ALEXANDER GOTTDIENER ET ALS., PLAINTIFFS-RESPONDENTS,
ALFRED J. LUCIANO ET ALS., DEFENDANTS-APPELLANTS
On appeal from Superior Court, Law Division Union County.
Antell and Furman.
[185 NJSuper Page 92]
At issue on this appeal is whether the judge below erred in allowing interest on a judgment only at the rate fixed by R. 4:42-11(a) and in denying the judgment creditor's application for the award of interest on the judgment at the considerably higher mean prime lending rate during the two year and three-month period of appellate review.
R. 4:42-11(a) provides as follows:
Judgments, awards and orders for the payment of money and taxed costs shall bear simple interest on the amount of the award at 12% per annum from the date of entry, except as otherwise ordered by the court and except as may be otherwise provided by law.
By amendment to the rule effective September 1981, the rate of interest on judgments had been raised from 8% to 12%.
Defendants urge their equitable entitlement to interest on the $565,115.73 judgment in their favor at the mean rate of interest prevailing in commercial transactions during this two-year and three-month period because they were deprived of the use of the money by plaintiffs, who were, thus, unjustly enriched.

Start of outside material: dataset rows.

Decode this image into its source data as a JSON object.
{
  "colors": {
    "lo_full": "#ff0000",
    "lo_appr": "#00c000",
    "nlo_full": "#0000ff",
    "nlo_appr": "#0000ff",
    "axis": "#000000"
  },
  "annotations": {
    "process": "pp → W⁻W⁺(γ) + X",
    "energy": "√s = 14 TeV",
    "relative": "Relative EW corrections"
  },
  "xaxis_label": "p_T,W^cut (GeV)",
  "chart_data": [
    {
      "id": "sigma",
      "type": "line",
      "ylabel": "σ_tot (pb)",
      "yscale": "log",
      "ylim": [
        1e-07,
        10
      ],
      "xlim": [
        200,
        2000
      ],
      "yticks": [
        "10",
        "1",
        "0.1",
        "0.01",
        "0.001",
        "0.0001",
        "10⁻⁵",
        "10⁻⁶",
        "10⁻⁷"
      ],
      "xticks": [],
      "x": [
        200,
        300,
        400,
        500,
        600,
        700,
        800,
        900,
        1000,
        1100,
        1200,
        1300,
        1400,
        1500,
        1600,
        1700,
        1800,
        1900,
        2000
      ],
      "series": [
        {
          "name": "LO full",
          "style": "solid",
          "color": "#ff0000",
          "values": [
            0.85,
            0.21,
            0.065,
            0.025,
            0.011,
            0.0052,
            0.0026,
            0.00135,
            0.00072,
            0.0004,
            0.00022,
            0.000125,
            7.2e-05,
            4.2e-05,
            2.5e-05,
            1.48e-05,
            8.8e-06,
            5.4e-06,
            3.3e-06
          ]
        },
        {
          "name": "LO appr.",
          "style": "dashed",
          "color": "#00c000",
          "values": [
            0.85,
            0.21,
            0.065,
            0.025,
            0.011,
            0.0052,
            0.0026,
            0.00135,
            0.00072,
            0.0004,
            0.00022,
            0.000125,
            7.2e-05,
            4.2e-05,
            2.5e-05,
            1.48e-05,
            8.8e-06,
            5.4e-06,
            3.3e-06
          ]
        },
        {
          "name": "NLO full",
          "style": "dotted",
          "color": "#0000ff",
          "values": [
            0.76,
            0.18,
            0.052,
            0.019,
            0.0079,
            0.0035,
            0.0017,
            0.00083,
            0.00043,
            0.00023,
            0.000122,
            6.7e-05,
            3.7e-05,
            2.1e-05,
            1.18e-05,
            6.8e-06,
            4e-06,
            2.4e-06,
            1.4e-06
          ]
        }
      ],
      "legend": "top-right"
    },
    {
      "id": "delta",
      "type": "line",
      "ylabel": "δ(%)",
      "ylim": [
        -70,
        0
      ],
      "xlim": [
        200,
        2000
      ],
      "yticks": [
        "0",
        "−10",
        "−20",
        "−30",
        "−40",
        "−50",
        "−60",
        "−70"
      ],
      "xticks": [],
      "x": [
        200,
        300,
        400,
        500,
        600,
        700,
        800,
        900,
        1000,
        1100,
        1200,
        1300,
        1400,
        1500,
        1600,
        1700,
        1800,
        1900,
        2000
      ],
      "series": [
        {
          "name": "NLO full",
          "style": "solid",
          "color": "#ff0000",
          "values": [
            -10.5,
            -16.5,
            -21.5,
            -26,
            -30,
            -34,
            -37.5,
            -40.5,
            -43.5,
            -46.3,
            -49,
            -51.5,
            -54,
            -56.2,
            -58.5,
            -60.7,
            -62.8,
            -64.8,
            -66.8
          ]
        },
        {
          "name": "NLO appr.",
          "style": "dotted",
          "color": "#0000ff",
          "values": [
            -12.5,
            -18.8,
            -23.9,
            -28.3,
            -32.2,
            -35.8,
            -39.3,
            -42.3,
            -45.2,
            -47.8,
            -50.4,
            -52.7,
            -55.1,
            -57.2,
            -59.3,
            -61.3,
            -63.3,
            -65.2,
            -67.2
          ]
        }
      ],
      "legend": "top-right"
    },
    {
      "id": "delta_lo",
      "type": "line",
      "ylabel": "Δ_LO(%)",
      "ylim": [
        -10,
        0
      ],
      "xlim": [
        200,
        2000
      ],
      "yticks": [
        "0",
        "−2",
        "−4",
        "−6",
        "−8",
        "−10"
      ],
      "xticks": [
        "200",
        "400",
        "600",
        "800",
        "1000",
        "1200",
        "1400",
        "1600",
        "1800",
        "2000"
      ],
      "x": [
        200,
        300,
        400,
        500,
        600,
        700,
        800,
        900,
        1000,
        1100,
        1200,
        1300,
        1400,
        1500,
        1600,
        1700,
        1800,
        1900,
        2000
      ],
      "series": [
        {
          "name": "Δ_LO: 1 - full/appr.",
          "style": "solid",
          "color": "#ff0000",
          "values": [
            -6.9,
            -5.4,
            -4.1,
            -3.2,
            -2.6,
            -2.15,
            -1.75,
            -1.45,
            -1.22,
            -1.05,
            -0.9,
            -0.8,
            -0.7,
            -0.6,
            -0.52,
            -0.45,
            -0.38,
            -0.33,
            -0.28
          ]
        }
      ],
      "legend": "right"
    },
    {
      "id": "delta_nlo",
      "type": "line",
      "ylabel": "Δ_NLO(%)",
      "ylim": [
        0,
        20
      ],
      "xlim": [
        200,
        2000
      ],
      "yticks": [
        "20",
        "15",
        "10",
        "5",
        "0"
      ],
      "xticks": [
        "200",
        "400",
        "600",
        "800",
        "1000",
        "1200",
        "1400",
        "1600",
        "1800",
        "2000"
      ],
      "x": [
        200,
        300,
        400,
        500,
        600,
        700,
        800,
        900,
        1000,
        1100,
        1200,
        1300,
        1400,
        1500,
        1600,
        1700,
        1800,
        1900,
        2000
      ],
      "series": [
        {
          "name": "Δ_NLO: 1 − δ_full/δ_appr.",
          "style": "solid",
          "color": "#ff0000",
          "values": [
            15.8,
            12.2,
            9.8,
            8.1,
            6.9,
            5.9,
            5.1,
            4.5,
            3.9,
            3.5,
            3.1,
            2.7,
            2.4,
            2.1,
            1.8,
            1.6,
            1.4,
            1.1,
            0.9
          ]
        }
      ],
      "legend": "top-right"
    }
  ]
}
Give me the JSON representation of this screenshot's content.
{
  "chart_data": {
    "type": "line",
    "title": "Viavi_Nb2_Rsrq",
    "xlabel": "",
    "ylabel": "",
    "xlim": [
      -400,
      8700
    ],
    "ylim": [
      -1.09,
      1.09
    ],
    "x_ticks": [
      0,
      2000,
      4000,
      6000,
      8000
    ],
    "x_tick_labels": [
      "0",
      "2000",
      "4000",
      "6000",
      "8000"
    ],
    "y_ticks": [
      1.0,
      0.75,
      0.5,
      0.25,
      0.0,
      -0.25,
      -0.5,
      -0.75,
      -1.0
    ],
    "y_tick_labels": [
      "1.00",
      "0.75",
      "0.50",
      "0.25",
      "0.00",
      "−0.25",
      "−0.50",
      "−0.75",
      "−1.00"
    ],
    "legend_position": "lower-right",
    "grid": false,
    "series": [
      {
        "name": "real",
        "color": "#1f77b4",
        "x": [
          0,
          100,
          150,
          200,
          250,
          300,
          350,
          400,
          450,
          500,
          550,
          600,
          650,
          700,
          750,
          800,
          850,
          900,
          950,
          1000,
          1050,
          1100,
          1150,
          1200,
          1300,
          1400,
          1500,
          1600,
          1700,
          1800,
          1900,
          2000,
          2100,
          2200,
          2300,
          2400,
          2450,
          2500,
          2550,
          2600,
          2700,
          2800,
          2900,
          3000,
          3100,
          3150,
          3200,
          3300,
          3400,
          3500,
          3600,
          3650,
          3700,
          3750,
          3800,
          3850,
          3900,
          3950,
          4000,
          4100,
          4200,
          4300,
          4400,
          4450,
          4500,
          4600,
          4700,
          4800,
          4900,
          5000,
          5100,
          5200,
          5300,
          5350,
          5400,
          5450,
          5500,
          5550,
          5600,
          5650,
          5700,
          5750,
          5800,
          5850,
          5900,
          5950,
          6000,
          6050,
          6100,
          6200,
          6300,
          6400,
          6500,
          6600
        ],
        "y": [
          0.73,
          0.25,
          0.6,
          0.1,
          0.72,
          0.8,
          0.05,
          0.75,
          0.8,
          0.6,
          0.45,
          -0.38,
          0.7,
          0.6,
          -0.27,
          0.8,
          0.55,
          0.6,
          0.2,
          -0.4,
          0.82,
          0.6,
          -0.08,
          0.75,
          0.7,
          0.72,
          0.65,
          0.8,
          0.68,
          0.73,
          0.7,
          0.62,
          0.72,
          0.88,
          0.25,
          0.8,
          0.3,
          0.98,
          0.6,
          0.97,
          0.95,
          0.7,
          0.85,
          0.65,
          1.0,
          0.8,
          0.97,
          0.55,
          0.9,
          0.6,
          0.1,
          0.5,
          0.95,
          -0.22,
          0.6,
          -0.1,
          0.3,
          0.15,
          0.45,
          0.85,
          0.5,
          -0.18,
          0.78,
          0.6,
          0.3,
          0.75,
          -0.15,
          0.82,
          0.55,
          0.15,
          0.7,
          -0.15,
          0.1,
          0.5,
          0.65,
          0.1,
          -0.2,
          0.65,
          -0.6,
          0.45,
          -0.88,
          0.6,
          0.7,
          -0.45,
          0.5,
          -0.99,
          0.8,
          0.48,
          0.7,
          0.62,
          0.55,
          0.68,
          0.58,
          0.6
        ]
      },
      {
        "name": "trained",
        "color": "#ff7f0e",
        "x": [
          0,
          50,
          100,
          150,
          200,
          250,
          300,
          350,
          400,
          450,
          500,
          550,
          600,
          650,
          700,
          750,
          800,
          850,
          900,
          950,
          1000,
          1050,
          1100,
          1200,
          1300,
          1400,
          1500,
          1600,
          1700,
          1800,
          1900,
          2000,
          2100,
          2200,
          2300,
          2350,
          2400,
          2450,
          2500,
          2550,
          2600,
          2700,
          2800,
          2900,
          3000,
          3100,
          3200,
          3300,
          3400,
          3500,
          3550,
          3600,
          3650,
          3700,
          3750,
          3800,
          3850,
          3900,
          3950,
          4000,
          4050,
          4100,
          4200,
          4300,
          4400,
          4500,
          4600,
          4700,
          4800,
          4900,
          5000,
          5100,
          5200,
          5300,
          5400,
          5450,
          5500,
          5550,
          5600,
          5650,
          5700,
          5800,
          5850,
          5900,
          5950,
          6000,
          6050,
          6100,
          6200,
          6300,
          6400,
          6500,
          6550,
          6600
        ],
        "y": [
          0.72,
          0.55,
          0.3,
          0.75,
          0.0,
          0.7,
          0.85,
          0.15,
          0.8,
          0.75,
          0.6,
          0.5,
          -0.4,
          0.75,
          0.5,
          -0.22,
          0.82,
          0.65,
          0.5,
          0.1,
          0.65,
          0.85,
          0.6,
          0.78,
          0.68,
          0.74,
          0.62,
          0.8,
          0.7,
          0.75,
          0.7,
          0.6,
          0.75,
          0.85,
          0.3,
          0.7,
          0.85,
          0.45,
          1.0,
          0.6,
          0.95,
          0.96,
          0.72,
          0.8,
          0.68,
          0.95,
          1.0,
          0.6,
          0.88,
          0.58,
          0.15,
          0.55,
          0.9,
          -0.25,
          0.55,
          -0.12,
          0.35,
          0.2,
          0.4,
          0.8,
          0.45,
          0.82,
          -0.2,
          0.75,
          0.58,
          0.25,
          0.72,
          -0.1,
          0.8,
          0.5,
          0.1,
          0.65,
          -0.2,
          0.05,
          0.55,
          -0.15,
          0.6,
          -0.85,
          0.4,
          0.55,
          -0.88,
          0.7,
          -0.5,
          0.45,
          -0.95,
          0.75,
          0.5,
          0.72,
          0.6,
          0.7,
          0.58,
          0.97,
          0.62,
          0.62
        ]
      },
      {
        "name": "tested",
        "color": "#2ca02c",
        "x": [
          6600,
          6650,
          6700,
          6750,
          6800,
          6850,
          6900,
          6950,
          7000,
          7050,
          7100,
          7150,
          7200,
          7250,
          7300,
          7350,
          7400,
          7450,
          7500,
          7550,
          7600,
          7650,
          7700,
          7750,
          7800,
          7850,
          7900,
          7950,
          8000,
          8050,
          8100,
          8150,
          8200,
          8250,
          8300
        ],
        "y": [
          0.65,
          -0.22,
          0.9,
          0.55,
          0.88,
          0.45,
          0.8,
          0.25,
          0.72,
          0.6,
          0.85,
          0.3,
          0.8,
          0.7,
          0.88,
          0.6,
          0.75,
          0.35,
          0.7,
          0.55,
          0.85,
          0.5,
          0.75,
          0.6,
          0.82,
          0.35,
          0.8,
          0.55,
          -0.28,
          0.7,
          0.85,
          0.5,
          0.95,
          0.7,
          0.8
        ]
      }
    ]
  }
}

In rejecting defendant's claim the judge below noted no special equities favoring defendants over other judgment creditors. We agree. The court should not exercise its discretion to increase the rate of interest on a judgment above the rate fixed in R. 4:42-11(a) solely because the mean prime lending rate subsequent to the entry of judgment would have provided a higher return than the rate fixed in the rule. We point out specifically that plaintiffs partially prevailed on their appeal and that, at the time of entry of judgment, the rate of interest fixed in R. 4:42-11(a) approximated the prime lending rate; thus, we reject defendant's contention that plaintiffs were motivated to appeal in order to benefit from a favorable interest rate on judgments during the pendency of the appeal.